I'm doing an experiment on resonance. The phase difference between the driving force and the one oscillating is given by $$\varphi=\arcsin\left(\frac{y_1}{y_2}\right)$$ where $y_1$ and $y_2$ are measurements of voltages. At resonance $y_1=y_2$ so $φ=\frac{π}{2}$.

However, I'm trying to calculate the uncertainty of $\varphi$ , I need to take the partial derivative of $\varphi$ with respect to $y_1$ and then $y_2$. In both cases , I end up with something in the form of $$\frac{\partial\varphi}{\partial y_1}\sim\frac{1}{\sqrt{1-\left(\frac{y_1}{y_2}\right)^2}}$$ multiplied by some other constants which don't really matter. So at resonance, my denominator will be zero. Any thoughts?

Answer 1

The idea that you can use partial derivatives multiplied by the uncertainty in the independent variable(s) to estimates uncertainty in the dependent variable is just an approximation.
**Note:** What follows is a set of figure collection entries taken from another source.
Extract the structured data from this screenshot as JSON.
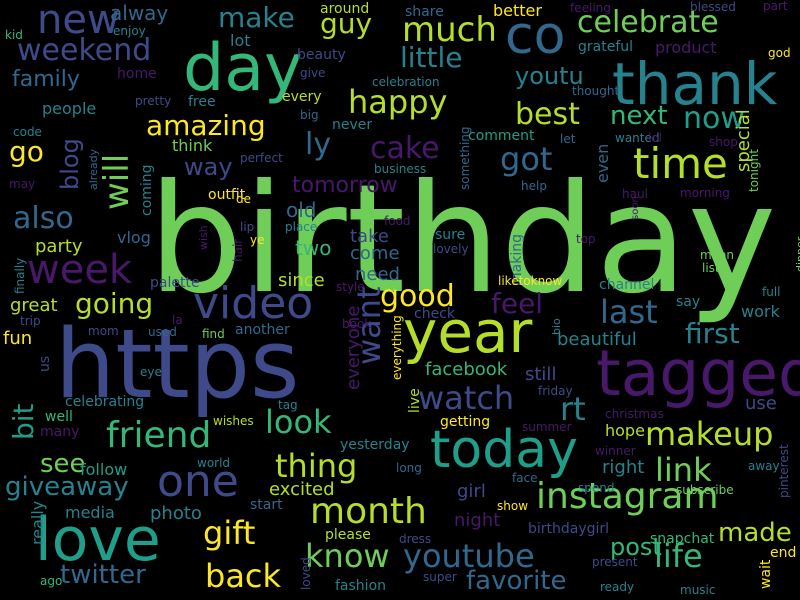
{
  "palette": {
    "background": "#000000",
    "purple": "#48186a",
    "indigo": "#3e4a89",
    "blue": "#31688e",
    "teal": "#26828e",
    "green_teal": "#1f9e89",
    "green": "#35b779",
    "light_green": "#6ece58",
    "lime": "#b5de2b",
    "yellow": "#fde725"
  },
  "words": [
    {
      "text": "birthday",
      "color": "#6ece58"
    },
    {
      "text": "https",
      "color": "#3e4a89"
    },
    {
      "text": "tagged",
      "color": "#48186a"
    },
    {
      "text": "thank",
      "color": "#26828e"
    },
    {
      "text": "day",
      "color": "#35b779"
    },
    {
      "text": "year",
      "color": "#b5de2b"
    },
    {
      "text": "love",
      "color": "#1f9e89"
    },
    {
      "text": "today",
      "color": "#1f9e89"
    },
    {
      "text": "co",
      "color": "#31688e"
    },
    {
      "text": "video",
      "color": "#3e4a89"
    },
    {
      "text": "one",
      "color": "#3e4a89"
    },
    {
      "text": "time",
      "color": "#b5de2b"
    },
    {
      "text": "new",
      "color": "#3e4a89"
    },
    {
      "text": "month",
      "color": "#b5de2b"
    },
    {
      "text": "week",
      "color": "#48186a"
    },
    {
      "text": "friend",
      "color": "#35b779"
    },
    {
      "text": "instagram",
      "color": "#6ece58"
    },
    {
      "text": "youtube",
      "color": "#31688e"
    },
    {
      "text": "happy",
      "color": "#b5de2b"
    },
    {
      "text": "much",
      "color": "#b5de2b"
    },
    {
      "text": "celebrate",
      "color": "#6ece58"
    },
    {
      "text": "make",
      "color": "#26828e"
    },
    {
      "text": "weekend",
      "color": "#3e4a89"
    },
    {
      "text": "best",
      "color": "#b5de2b"
    },
    {
      "text": "got",
      "color": "#31688e"
    },
    {
      "text": "now",
      "color": "#1f9e89"
    },
    {
      "text": "amazing",
      "color": "#fde725"
    },
    {
      "text": "will",
      "color": "#6ece58"
    },
    {
      "text": "cake",
      "color": "#48186a"
    },
    {
      "text": "ly",
      "color": "#31688e"
    },
    {
      "text": "go",
      "color": "#fde725"
    },
    {
      "text": "also",
      "color": "#31688e"
    },
    {
      "text": "want",
      "color": "#3e4a89"
    },
    {
      "text": "watch",
      "color": "#3e4a89"
    },
    {
      "text": "rt",
      "color": "#26828e"
    },
    {
      "text": "look",
      "color": "#35b779"
    },
    {
      "text": "thing",
      "color": "#b5de2b"
    },
    {
      "text": "link",
      "color": "#6ece58"
    },
    {
      "text": "life",
      "color": "#35b779"
    },
    {
      "text": "makeup",
      "color": "#b5de2b"
    },
    {
      "text": "gift",
      "color": "#fde725"
    },
    {
      "text": "back",
      "color": "#fde725"
    },
    {
      "text": "know",
      "color": "#6ece58"
    },
    {
      "text": "good",
      "color": "#fde725"
    },
    {
      "text": "last",
      "color": "#31688e"
    },
    {
      "text": "first",
      "color": "#26828e"
    },
    {
      "text": "feel",
      "color": "#48186a"
    },
    {
      "text": "going",
      "color": "#b5de2b"
    },
    {
      "text": "see",
      "color": "#6ece58"
    },
    {
      "text": "bit",
      "color": "#1f9e89"
    },
    {
      "text": "twitter",
      "color": "#31688e"
    },
    {
      "text": "giveaway",
      "color": "#26828e"
    },
    {
      "text": "made",
      "color": "#b5de2b"
    },
    {
      "text": "post",
      "color": "#35b779"
    },
    {
      "text": "favorite",
      "color": "#31688e"
    },
    {
      "text": "guy",
      "color": "#b5de2b"
    },
    {
      "text": "family",
      "color": "#31688e"
    },
    {
      "text": "little",
      "color": "#26828e"
    },
    {
      "text": "youtu",
      "color": "#26828e"
    },
    {
      "text": "next",
      "color": "#35b779"
    },
    {
      "text": "blog",
      "color": "#3e4a89"
    },
    {
      "text": "way",
      "color": "#3e4a89"
    },
    {
      "text": "tomorrow",
      "color": "#48186a"
    },
    {
      "text": "old",
      "color": "#31688e"
    },
    {
      "text": "two",
      "color": "#35b779"
    },
    {
      "text": "take",
      "color": "#3e4a89"
    },
    {
      "text": "come",
      "color": "#31688e"
    },
    {
      "text": "need",
      "color": "#31688e"
    },
    {
      "text": "since",
      "color": "#b5de2b"
    },
    {
      "text": "everyone",
      "color": "#48186a"
    },
    {
      "text": "beautiful",
      "color": "#26828e"
    },
    {
      "text": "facebook",
      "color": "#35b779"
    },
    {
      "text": "still",
      "color": "#3e4a89"
    },
    {
      "text": "use",
      "color": "#3e4a89"
    },
    {
      "text": "hope",
      "color": "#b5de2b"
    },
    {
      "text": "right",
      "color": "#26828e"
    },
    {
      "text": "girl",
      "color": "#3e4a89"
    },
    {
      "text": "night",
      "color": "#48186a"
    },
    {
      "text": "excited",
      "color": "#b5de2b"
    },
    {
      "text": "photo",
      "color": "#26828e"
    },
    {
      "text": "media",
      "color": "#26828e"
    },
    {
      "text": "follow",
      "color": "#1f9e89"
    },
    {
      "text": "really",
      "color": "#26828e"
    },
    {
      "text": "fun",
      "color": "#fde725"
    },
    {
      "text": "great",
      "color": "#b5de2b"
    },
    {
      "text": "party",
      "color": "#b5de2b"
    },
    {
      "text": "vlog",
      "color": "#31688e"
    },
    {
      "text": "people",
      "color": "#26828e"
    },
    {
      "text": "alway",
      "color": "#31688e"
    },
    {
      "text": "around",
      "color": "#b5de2b"
    },
    {
      "text": "share",
      "color": "#31688e"
    },
    {
      "text": "better",
      "color": "#fde725"
    },
    {
      "text": "feeling",
      "color": "#48186a"
    },
    {
      "text": "blessed",
      "color": "#3e4a89"
    },
    {
      "text": "part",
      "color": "#48186a"
    },
    {
      "text": "kid",
      "color": "#35b779"
    },
    {
      "text": "enjoy",
      "color": "#26828e"
    },
    {
      "text": "lot",
      "color": "#26828e"
    },
    {
      "text": "beauty",
      "color": "#3e4a89"
    },
    {
      "text": "grateful",
      "color": "#26828e"
    },
    {
      "text": "product",
      "color": "#48186a"
    },
    {
      "text": "god",
      "color": "#fde725"
    },
    {
      "text": "home",
      "color": "#48186a"
    },
    {
      "text": "give",
      "color": "#3e4a89"
    },
    {
      "text": "celebration",
      "color": "#26828e"
    },
    {
      "text": "thought",
      "color": "#31688e"
    },
    {
      "text": "every",
      "color": "#b5de2b"
    },
    {
      "text": "pretty",
      "color": "#3e4a89"
    },
    {
      "text": "free",
      "color": "#26828e"
    },
    {
      "text": "big",
      "color": "#31688e"
    },
    {
      "text": "never",
      "color": "#26828e"
    },
    {
      "text": "comment",
      "color": "#1f9e89"
    },
    {
      "text": "wanted",
      "color": "#26828e"
    },
    {
      "text": "lol",
      "color": "#48186a"
    },
    {
      "text": "let",
      "color": "#31688e"
    },
    {
      "text": "shop",
      "color": "#48186a"
    },
    {
      "text": "special",
      "color": "#b5de2b"
    },
    {
      "text": "code",
      "color": "#26828e"
    },
    {
      "text": "think",
      "color": "#6ece58"
    },
    {
      "text": "perfect",
      "color": "#3e4a89"
    },
    {
      "text": "business",
      "color": "#26828e"
    },
    {
      "text": "even",
      "color": "#31688e"
    },
    {
      "text": "tonight",
      "color": "#6ece58"
    },
    {
      "text": "may",
      "color": "#48186a"
    },
    {
      "text": "coming",
      "color": "#26828e"
    },
    {
      "text": "already",
      "color": "#31688e"
    },
    {
      "text": "outfit",
      "color": "#fde725"
    },
    {
      "text": "de",
      "color": "#fde725"
    },
    {
      "text": "help",
      "color": "#31688e"
    },
    {
      "text": "haul",
      "color": "#48186a"
    },
    {
      "text": "morning",
      "color": "#48186a"
    },
    {
      "text": "something",
      "color": "#31688e"
    },
    {
      "text": "finally",
      "color": "#26828e"
    },
    {
      "text": "wish",
      "color": "#48186a"
    },
    {
      "text": "lip",
      "color": "#3e4a89"
    },
    {
      "text": "ye",
      "color": "#fde725"
    },
    {
      "text": "place",
      "color": "#26828e"
    },
    {
      "text": "food",
      "color": "#48186a"
    },
    {
      "text": "sure",
      "color": "#26828e"
    },
    {
      "text": "lovely",
      "color": "#3e4a89"
    },
    {
      "text": "top",
      "color": "#48186a"
    },
    {
      "text": "soon",
      "color": "#48186a"
    },
    {
      "text": "mean",
      "color": "#6ece58"
    },
    {
      "text": "list",
      "color": "#6ece58"
    },
    {
      "text": "dinner",
      "color": "#6ece58"
    },
    {
      "text": "hair",
      "color": "#48186a"
    },
    {
      "text": "making",
      "color": "#31688e"
    },
    {
      "text": "liketoknow",
      "color": "#fde725"
    },
    {
      "text": "channel",
      "color": "#26828e"
    },
    {
      "text": "full",
      "color": "#26828e"
    },
    {
      "text": "palette",
      "color": "#3e4a89"
    },
    {
      "text": "style",
      "color": "#48186a"
    },
    {
      "text": "check",
      "color": "#3e4a89"
    },
    {
      "text": "say",
      "color": "#26828e"
    },
    {
      "text": "trip",
      "color": "#3e4a89"
    },
    {
      "text": "work",
      "color": "#26828e"
    },
    {
      "text": "la",
      "color": "#48186a"
    },
    {
      "text": "book",
      "color": "#48186a"
    },
    {
      "text": "mom",
      "color": "#3e4a89"
    },
    {
      "text": "used",
      "color": "#31688e"
    },
    {
      "text": "find",
      "color": "#6ece58"
    },
    {
      "text": "another",
      "color": "#31688e"
    },
    {
      "text": "bio",
      "color": "#26828e"
    },
    {
      "text": "us",
      "color": "#3e4a89"
    },
    {
      "text": "eye",
      "color": "#26828e"
    },
    {
      "text": "everything",
      "color": "#fde725"
    },
    {
      "text": "live",
      "color": "#b5de2b"
    },
    {
      "text": "friday",
      "color": "#3e4a89"
    },
    {
      "text": "celebrating",
      "color": "#26828e"
    },
    {
      "text": "tag",
      "color": "#26828e"
    },
    {
      "text": "christmas",
      "color": "#48186a"
    },
    {
      "text": "many",
      "color": "#48186a"
    },
    {
      "text": "well",
      "color": "#35b779"
    },
    {
      "text": "wishes",
      "color": "#b5de2b"
    },
    {
      "text": "yesterday",
      "color": "#26828e"
    },
    {
      "text": "getting",
      "color": "#fde725"
    },
    {
      "text": "summer",
      "color": "#48186a"
    },
    {
      "text": "winner",
      "color": "#48186a"
    },
    {
      "text": "away",
      "color": "#26828e"
    },
    {
      "text": "world",
      "color": "#26828e"
    },
    {
      "text": "long",
      "color": "#31688e"
    },
    {
      "text": "face",
      "color": "#31688e"
    },
    {
      "text": "spend",
      "color": "#26828e"
    },
    {
      "text": "subscribe",
      "color": "#6ece58"
    },
    {
      "text": "pinterest",
      "color": "#3e4a89"
    },
    {
      "text": "start",
      "color": "#31688e"
    },
    {
      "text": "show",
      "color": "#fde725"
    },
    {
      "text": "birthdaygirl",
      "color": "#3e4a89"
    },
    {
      "text": "please",
      "color": "#b5de2b"
    },
    {
      "text": "dress",
      "color": "#3e4a89"
    },
    {
      "text": "snapchat",
      "color": "#35b779"
    },
    {
      "text": "end",
      "color": "#fde725"
    },
    {
      "text": "wait",
      "color": "#fde725"
    },
    {
      "text": "ago",
      "color": "#35b779"
    },
    {
      "text": "loved",
      "color": "#3e4a89"
    },
    {
      "text": "fashion",
      "color": "#26828e"
    },
    {
      "text": "super",
      "color": "#3e4a89"
    },
    {
      "text": "present",
      "color": "#3e4a89"
    },
    {
      "text": "ready",
      "color": "#26828e"
    },
    {
      "text": "music",
      "color": "#26828e"
    }
  ]
}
It is related to a Taylor series expansion with an implicit assumption that the terms involving the second derivatives and higher can be neglected.

Obviously, for a sinusoidal function this isn't going to be true near $\pi/2$ since the first derivative becomes small.

A better way to proceed in your case is to do a Monte-Carlo simulation, allow $y_1$ and $y_2$ to be generated at random values determined by their own probability distributions and uncertainties, and then calculate the consequent values of $\phi$ and build up a probability distribution of $\phi$ from which an uncertainty can be calculated.

Edit: in response to your edited function, you now have $$\frac{y_1}{y_2} = \sin \phi$$ Thus $$ \frac{\partial y_1}{\partial \phi} = y_2 \cos \phi$$ and the problem I mentioned above clearly applies at $\phi = \pi/2$.